Fruchtmus-Spektakel auf Goldbecks Vierseiten-Hof lockt flanierfreudiges Publikum in Scharen

Süßsaftige Sause um sechs Kessel

Erika Brauer hält kurz vor ihrem 80. Geburtstag eins der ersten abgefüllten Goldbecker Pflaumenmus-Gläser in die Herbstsonne. Die Goldbeckerin war beim Entsteinen aktiv und hat ihr Lächeln trotz aller Anstrengung nicht verloren.

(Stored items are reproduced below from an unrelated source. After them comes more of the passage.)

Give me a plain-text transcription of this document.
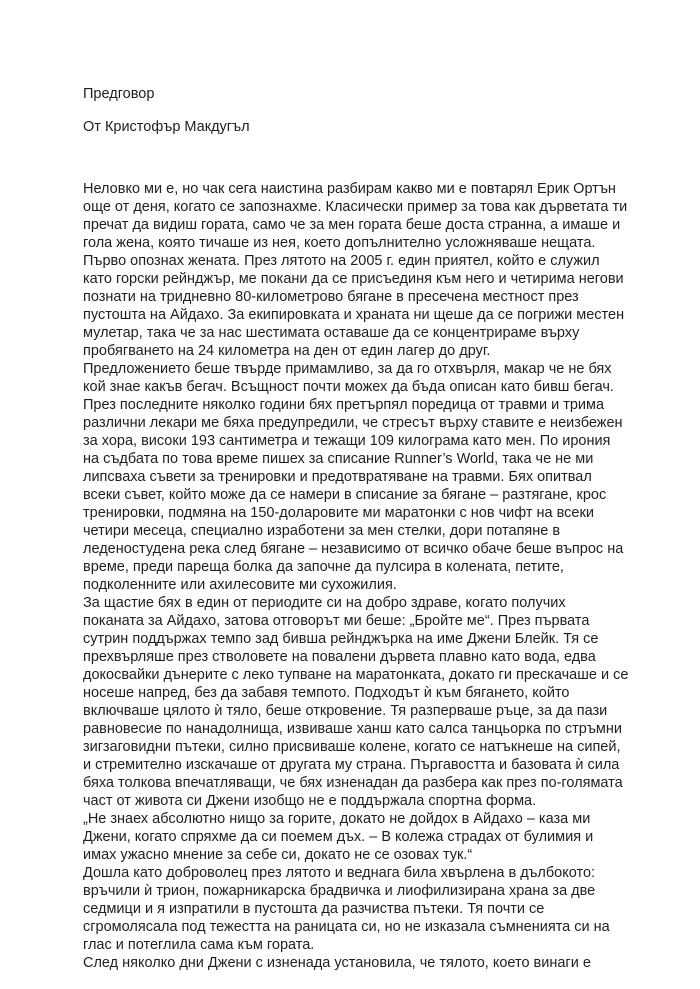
Предговор
От Кристофър Макдугъл
Неловко ми е, но чак сега наистина разбирам какво ми е повтарял Ерик Ортън
още от деня, когато се запознахме. Класически пример за това как дърветата ти
пречат да видиш гората, само че за мен гората беше доста странна, а имаше и
гола жена, която тичаше из нея, което допълнително усложняваше нещата.
Първо опознах жената. През лятото на 2005 г. един приятел, който е служил
като горски рейнджър, ме покани да се присъединя към него и четирима негови
познати на тридневно 80-километрово бягане в пресечена местност през
пустошта на Айдахо. За екипировката и храната ни щеше да се погрижи местен
мулетар, така че за нас шестимата оставаше да се концентрираме върху
пробягването на 24 километра на ден от един лагер до друг.
Предложението беше твърде примамливо, за да го отхвърля, макар че не бях
кой знае какъв бегач. Всъщност почти можех да бъда описан като бивш бегач.
През последните няколко години бях претърпял поредица от травми и трима
различни лекари ме бяха предупредили, че стресът върху ставите е неизбежен
за хора, високи 193 сантиметра и тежащи 109 килограма като мен. По ирония
на съдбата по това време пишех за списание Runner’s World, така че не ми
липсваха съвети за тренировки и предотвратяване на травми. Бях опитвал
всеки съвет, който може да се намери в списание за бягане – разтягане, крос
тренировки, подмяна на 150-доларовите ми маратонки с нов чифт на всеки
четири месеца, специално изработени за мен стелки, дори потапяне в
леденостудена река след бягане – независимо от всичко обаче беше въпрос на
време, преди пареща болка да започне да пулсира в колената, петите,
подколенните или ахилесовите ми сухожилия.
За щастие бях в един от периодите си на добро здраве, когато получих
поканата за Айдахо, затова отговорът ми беше: „Бройте ме“. През първата
сутрин поддържах темпо зад бивша рейнджърка на име Джени Блейк. Тя се
прехвърляше през стволовете на повалени дървета плавно като вода, едва
докосвайки дънерите с леко тупване на маратонката, докато ги прескачаше и се
носеше напред, без да забавя темпото. Подходът ѝ към бягането, който
включваше цялото ѝ тяло, беше откровение. Тя разперваше ръце, за да пази
равновесие по нанадолнища, извиваше ханш като салса танцьорка по стръмни
зигзаговидни пътеки, силно присвиваше колене, когато се натъкнеше на сипей,
и стремително изскачаше от другата му страна. Пъргавостта и базовата ѝ сила
бяха толкова впечатляващи, че бях изненадан да разбера как през по-голямата
част от живота си Джени изобщо не е поддържала спортна форма.
„Не знаех абсолютно нищо за горите, докато не дойдох в Айдахо – каза ми
Джени, когато спряхме да си поемем дъх. – В колежа страдах от булимия и
имах ужасно мнение за себе си, докато не се озовах тук.“
Дошла като доброволец през лятото и веднага била хвърлена в дълбокото:
връчили ѝ трион, пожарникарска брадвичка и лиофилизирана храна за две
седмици и я изпратили в пустошта да разчиства пътеки. Тя почти се
сгромолясала под тежестта на раницата си, но не изказала съмненията си на
глас и потеглила сама към гората.
След няколко дни Джени с изненада установила, че тялото, което винаги е
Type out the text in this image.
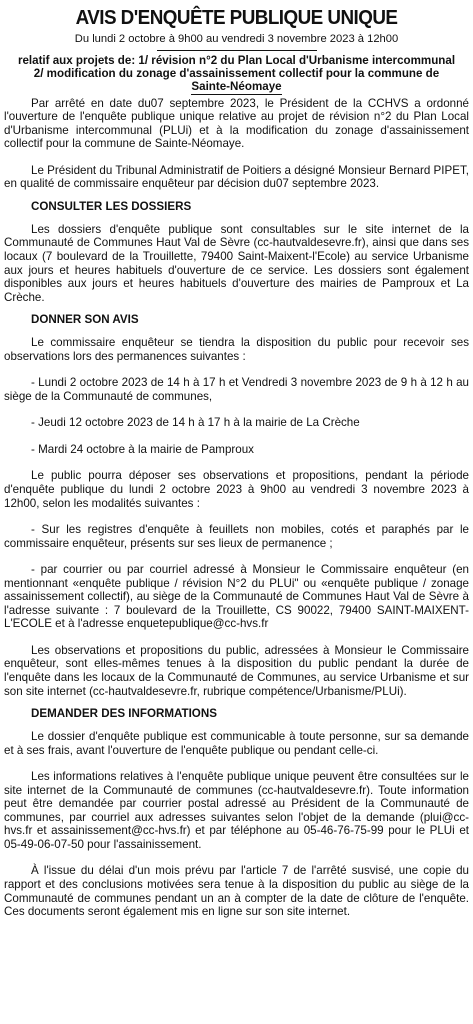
AVIS D'ENQUÊTE PUBLIQUE UNIQUE
Du lundi 2 octobre à 9h00 au vendredi 3 novembre 2023 à 12h00
relatif aux projets de: 1/ révision n°2 du Plan Local d'Urbanisme intercommunal
2/ modification du zonage d'assainissement collectif pour la commune de
Sainte-Néomaye

Par arrêté en date du07 septembre 2023, le Président de la CCHVS a ordonné l'ouverture de l'enquête publique unique relative au projet de révision n°2 du Plan Local d'Urbanisme intercommunal (PLUi) et à la modification du zonage d'assainissement collectif pour la commune de Sainte-Néomaye.

Le Président du Tribunal Administratif de Poitiers a désigné Monsieur Bernard PIPET, en qualité de commissaire enquêteur par décision du07 septembre 2023.

CONSULTER LES DOSSIERS

Les dossiers d'enquête publique sont consultables sur le site internet de la Communauté de Communes Haut Val de Sèvre (cc-hautvaldesevre.fr), ainsi que dans ses locaux (7 boulevard de la Trouillette, 79400 Saint-Maixent-l'Ecole) au service Urbanisme aux jours et heures habituels d'ouverture de ce service. Les dossiers sont également disponibles aux jours et heures habituels d'ouverture des mairies de Pamproux et La Crèche.

DONNER SON AVIS

Le commissaire enquêteur se tiendra la disposition du public pour recevoir ses observations lors des permanences suivantes :

- Lundi 2 octobre 2023 de 14 h à 17 h et Vendredi 3 novembre 2023 de 9 h à 12 h au siège de la Communauté de communes,

- Jeudi 12 octobre 2023 de 14 h à 17 h à la mairie de La Crèche

- Mardi 24 octobre à la mairie de Pamproux

Le public pourra déposer ses observations et propositions, pendant la période d'enquête publique du lundi 2 octobre 2023 à 9h00 au vendredi 3 novembre 2023 à 12h00, selon les modalités suivantes :

- Sur les registres d'enquête à feuillets non mobiles, cotés et paraphés par le commissaire enquêteur, présents sur ses lieux de permanence ;

- par courrier ou par courriel adressé à Monsieur le Commissaire enquêteur (en mentionnant «enquête publique / révision N°2 du PLUi" ou «enquête publique / zonage assainissement collectif), au siège de la Communauté de Communes Haut Val de Sèvre à l'adresse suivante : 7 boulevard de la Trouillette, CS 90022, 79400 SAINT-MAIXENT-L'ECOLE et à l'adresse enquetepublique@cc-hvs.fr

Les observations et propositions du public, adressées à Monsieur le Commissaire enquêteur, sont elles-mêmes tenues à la disposition du public pendant la durée de l'enquête dans les locaux de la Communauté de Communes, au service Urbanisme et sur son site internet (cc-hautvaldesevre.fr, rubrique compétence/Urbanisme/PLUi).

DEMANDER DES INFORMATIONS

Le dossier d'enquête publique est communicable à toute personne, sur sa demande et à ses frais, avant l'ouverture de l'enquête publique ou pendant celle-ci.

Les informations relatives à l'enquête publique unique peuvent être consultées sur le site internet de la Communauté de communes (cc-hautvaldesevre.fr). Toute information peut être demandée par courrier postal adressé au Président de la Communauté de communes, par courriel aux adresses suivantes selon l'objet de la demande (plui@cc-hvs.fr et assainissement@cc-hvs.fr) et par téléphone au 05-46-76-75-99 pour le PLUi et 05-49-06-07-50 pour l'assainissement.

À l'issue du délai d'un mois prévu par l'article 7 de l'arrêté susvisé, une copie du rapport et des conclusions motivées sera tenue à la disposition du public au siège de la Communauté de communes pendant un an à compter de la date de clôture de l'enquête. Ces documents seront également mis en ligne sur son site internet.
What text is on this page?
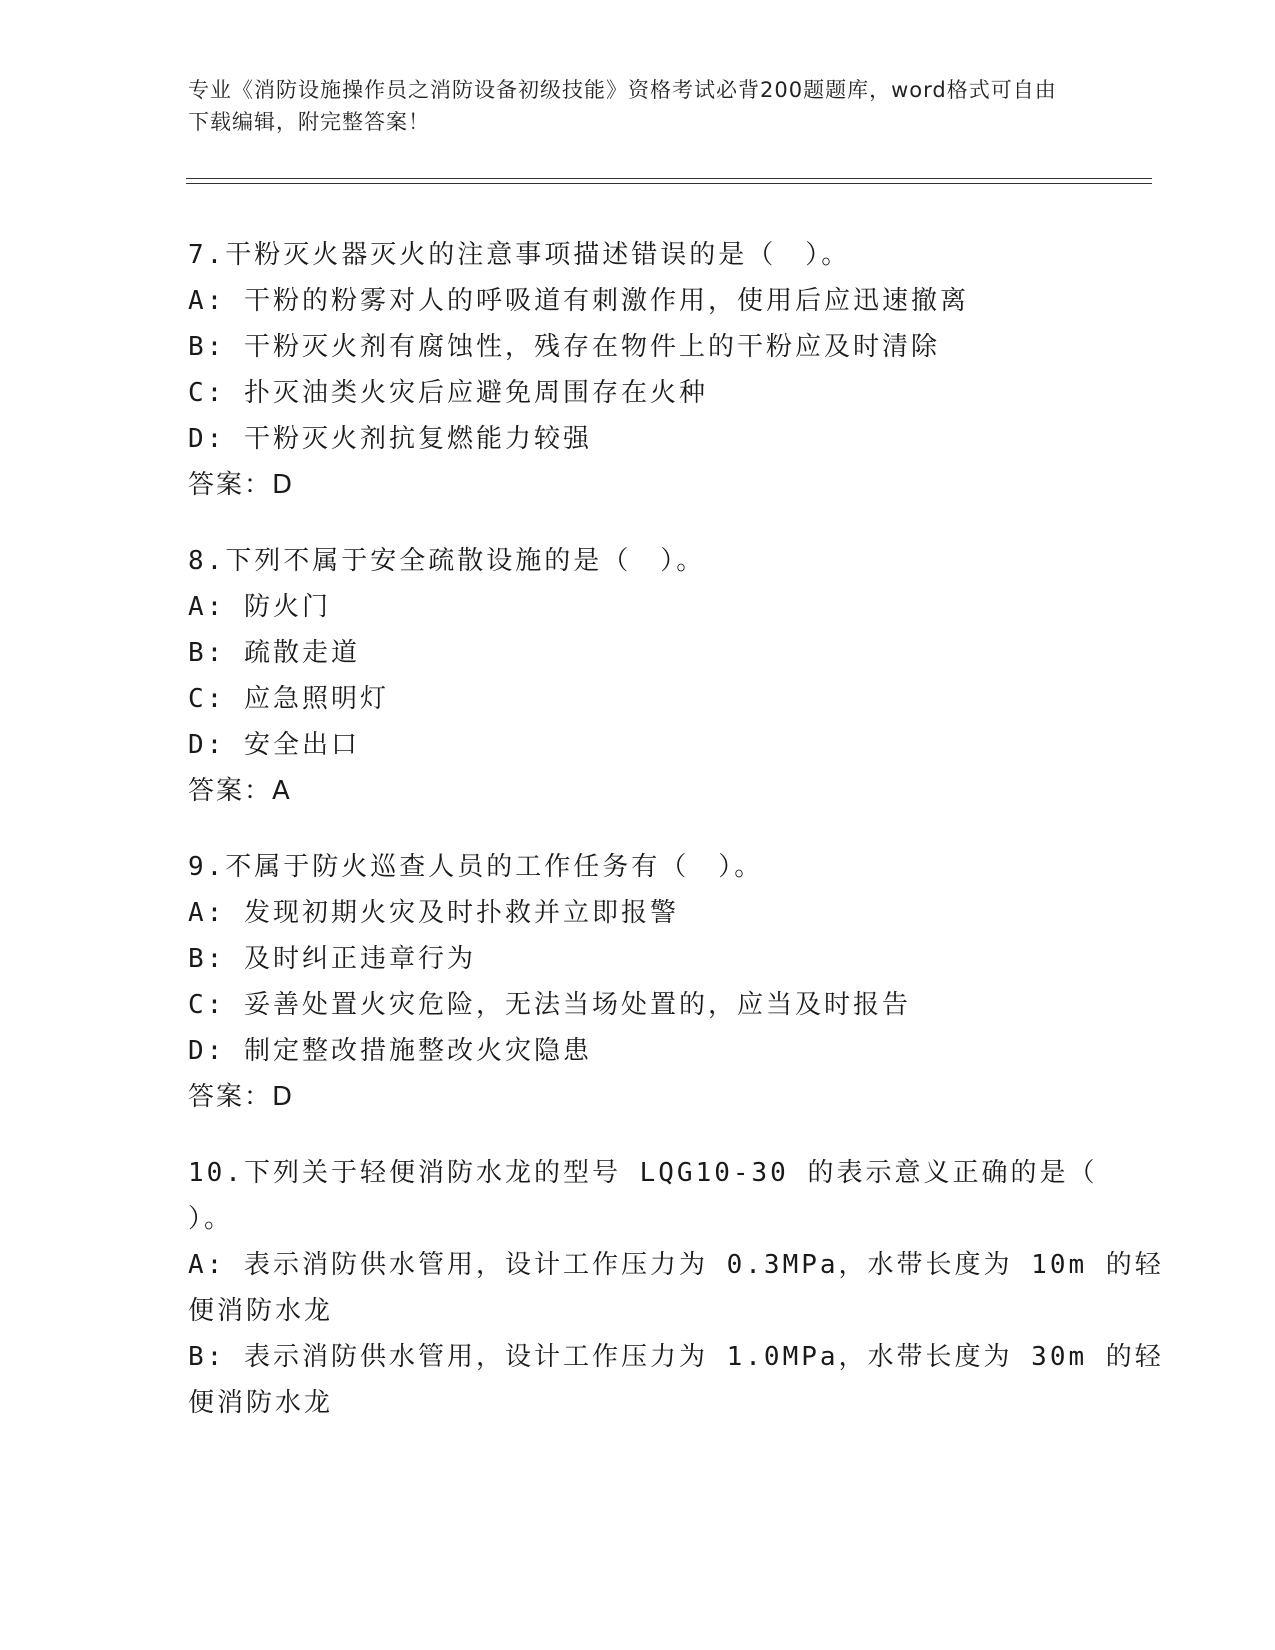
专业《消防设施操作员之消防设备初级技能》资格考试必背200题题库，word格式可自由下载编辑，附完整答案！
7.干粉灭火器灭火的注意事项描述错误的是（　）。
A: 干粉的粉雾对人的呼吸道有刺激作用，使用后应迅速撤离
B: 干粉灭火剂有腐蚀性，残存在物件上的干粉应及时清除
C: 扑灭油类火灾后应避免周围存在火种
D: 干粉灭火剂抗复燃能力较强
答案：D
8.下列不属于安全疏散设施的是（　）。
A: 防火门
B: 疏散走道
C: 应急照明灯
D: 安全出口
答案：A
9.不属于防火巡查人员的工作任务有（　）。
A: 发现初期火灾及时扑救并立即报警
B: 及时纠正违章行为
C: 妥善处置火灾危险，无法当场处置的，应当及时报告
D: 制定整改措施整改火灾隐患
答案：D
10.下列关于轻便消防水龙的型号 LQG10-30 的表示意义正确的是（
）。
A: 表示消防供水管用，设计工作压力为 0.3MPa，水带长度为 10m 的轻
便消防水龙
B: 表示消防供水管用，设计工作压力为 1.0MPa，水带长度为 30m 的轻
便消防水龙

Fotos (6): Mahrhold

Goldbeck. „Ach, meine Hände sind noch ganz braun. “ Ohne Fingerfertige wie Erika Brauer, hätte Goldbecks Großspektakel keine Hauptattraktion.

Die 79-Jährige ist Teil eines fleißig-flotten Entstein-Kommandos, das sich fürs vierte „Plum-Mus-Fest“ kollektiv kernbefreiend mit mehr als 130  Kilo Pflaumen pro Team und Frucht für Frucht im wahrsten Sinn befasst hat.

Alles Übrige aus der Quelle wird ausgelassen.